A evocação de um longo passado apoiou sempre muitas aspirações. O próprio rio Mondego serviu, em épocas recuadas, a navegação fluvial. A esta se referiam já Estrabão na sua “Geografia” e Edrisi. Este, quando fala de Coimbra, salienta que para seguir do burgo até Santiago de Compostela o viajante deve alcançar Montemor e aí tomar navio que o leve ao destino.
Jaime Cortesão menciona os portos fluviomarítimos de Montemor, Coimbra e até Soure, onde ancoravam árabes e normandos com mercadorias. É ainda o autor de “Os factores democráticos na formação de Portugal” que põe em destaque o estuário do Mondego, nos primórdios da nacionalidade, como o centro mais importante de comércio marítimo.
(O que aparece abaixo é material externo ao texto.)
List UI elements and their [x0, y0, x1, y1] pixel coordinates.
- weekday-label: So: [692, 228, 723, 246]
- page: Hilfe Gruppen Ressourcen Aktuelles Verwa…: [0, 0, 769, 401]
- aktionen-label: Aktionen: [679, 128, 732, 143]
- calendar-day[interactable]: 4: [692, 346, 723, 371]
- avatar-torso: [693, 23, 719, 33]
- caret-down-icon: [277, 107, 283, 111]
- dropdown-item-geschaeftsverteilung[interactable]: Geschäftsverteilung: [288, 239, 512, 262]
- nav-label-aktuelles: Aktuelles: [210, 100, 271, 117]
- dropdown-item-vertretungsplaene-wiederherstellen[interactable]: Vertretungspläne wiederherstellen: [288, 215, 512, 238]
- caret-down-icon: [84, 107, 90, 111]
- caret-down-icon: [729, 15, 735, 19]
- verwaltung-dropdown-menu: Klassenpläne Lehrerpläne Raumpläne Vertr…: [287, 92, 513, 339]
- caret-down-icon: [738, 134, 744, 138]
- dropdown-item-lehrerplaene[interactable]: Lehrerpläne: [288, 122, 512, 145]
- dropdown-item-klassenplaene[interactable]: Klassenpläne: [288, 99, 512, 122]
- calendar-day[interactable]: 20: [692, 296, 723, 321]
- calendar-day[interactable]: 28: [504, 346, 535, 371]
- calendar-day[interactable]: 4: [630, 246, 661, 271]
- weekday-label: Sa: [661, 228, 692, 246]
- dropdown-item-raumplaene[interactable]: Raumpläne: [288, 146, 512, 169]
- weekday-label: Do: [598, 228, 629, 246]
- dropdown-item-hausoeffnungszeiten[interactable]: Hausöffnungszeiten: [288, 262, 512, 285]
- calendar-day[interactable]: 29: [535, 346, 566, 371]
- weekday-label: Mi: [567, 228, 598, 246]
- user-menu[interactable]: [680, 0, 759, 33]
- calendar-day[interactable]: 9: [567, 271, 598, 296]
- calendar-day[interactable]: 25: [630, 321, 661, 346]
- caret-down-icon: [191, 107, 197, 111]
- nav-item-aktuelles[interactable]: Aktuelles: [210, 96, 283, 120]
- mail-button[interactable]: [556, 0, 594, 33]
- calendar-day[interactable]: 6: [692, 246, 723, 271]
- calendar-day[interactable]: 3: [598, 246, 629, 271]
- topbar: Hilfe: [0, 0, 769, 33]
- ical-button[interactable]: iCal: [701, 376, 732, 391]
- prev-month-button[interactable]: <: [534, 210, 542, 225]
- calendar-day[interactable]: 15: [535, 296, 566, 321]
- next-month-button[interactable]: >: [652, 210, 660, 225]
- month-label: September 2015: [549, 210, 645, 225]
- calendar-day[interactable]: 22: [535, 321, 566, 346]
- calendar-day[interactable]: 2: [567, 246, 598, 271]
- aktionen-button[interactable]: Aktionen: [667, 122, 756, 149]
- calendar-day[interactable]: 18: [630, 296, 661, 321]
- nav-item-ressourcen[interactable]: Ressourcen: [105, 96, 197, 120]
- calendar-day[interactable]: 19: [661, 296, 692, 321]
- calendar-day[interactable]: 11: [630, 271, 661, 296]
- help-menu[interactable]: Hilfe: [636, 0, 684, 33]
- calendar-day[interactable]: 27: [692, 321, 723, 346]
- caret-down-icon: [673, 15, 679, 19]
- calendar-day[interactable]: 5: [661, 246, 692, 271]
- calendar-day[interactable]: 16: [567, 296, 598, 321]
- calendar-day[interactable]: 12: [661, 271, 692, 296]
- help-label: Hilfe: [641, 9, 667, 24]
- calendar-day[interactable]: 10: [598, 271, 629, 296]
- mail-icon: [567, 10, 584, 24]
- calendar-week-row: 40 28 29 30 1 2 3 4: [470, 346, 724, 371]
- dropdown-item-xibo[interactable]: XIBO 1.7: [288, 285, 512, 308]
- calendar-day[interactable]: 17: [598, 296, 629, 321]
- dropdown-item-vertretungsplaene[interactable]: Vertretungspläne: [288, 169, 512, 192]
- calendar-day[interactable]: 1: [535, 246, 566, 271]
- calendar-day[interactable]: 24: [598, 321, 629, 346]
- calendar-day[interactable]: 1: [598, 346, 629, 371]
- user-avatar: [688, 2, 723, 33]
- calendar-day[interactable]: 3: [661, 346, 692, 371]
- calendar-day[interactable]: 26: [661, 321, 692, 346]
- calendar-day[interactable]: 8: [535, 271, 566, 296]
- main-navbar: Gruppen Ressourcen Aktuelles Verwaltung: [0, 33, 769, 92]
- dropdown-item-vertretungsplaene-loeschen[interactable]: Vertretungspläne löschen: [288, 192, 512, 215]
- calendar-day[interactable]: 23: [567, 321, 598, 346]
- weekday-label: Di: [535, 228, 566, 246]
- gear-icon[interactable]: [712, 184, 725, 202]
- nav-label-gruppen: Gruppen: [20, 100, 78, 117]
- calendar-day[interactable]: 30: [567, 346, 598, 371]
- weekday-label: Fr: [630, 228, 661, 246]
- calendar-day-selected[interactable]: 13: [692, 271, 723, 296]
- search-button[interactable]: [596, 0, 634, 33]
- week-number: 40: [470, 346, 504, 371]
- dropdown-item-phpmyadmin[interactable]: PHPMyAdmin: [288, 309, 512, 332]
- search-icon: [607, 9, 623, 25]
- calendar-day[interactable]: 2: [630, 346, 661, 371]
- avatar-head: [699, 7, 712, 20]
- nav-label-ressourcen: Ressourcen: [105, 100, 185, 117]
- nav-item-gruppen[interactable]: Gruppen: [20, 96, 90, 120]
Em foral de D. Manuel ( 1516 ), estabeleciam-se dízimas a cobrar relativamente ás mercadorias que se movimentavam no porto.
O pescado, constituía receita partilhada entre o cabido de Coimbra, os mosteiros de Santa Cruz e de Lorvão e os franciscanos do convento de Santo António da Figueira.
Com a Restauração, o porto conheceu grande desenvolvimento, confirmado pelo volume de receitas da alfândega.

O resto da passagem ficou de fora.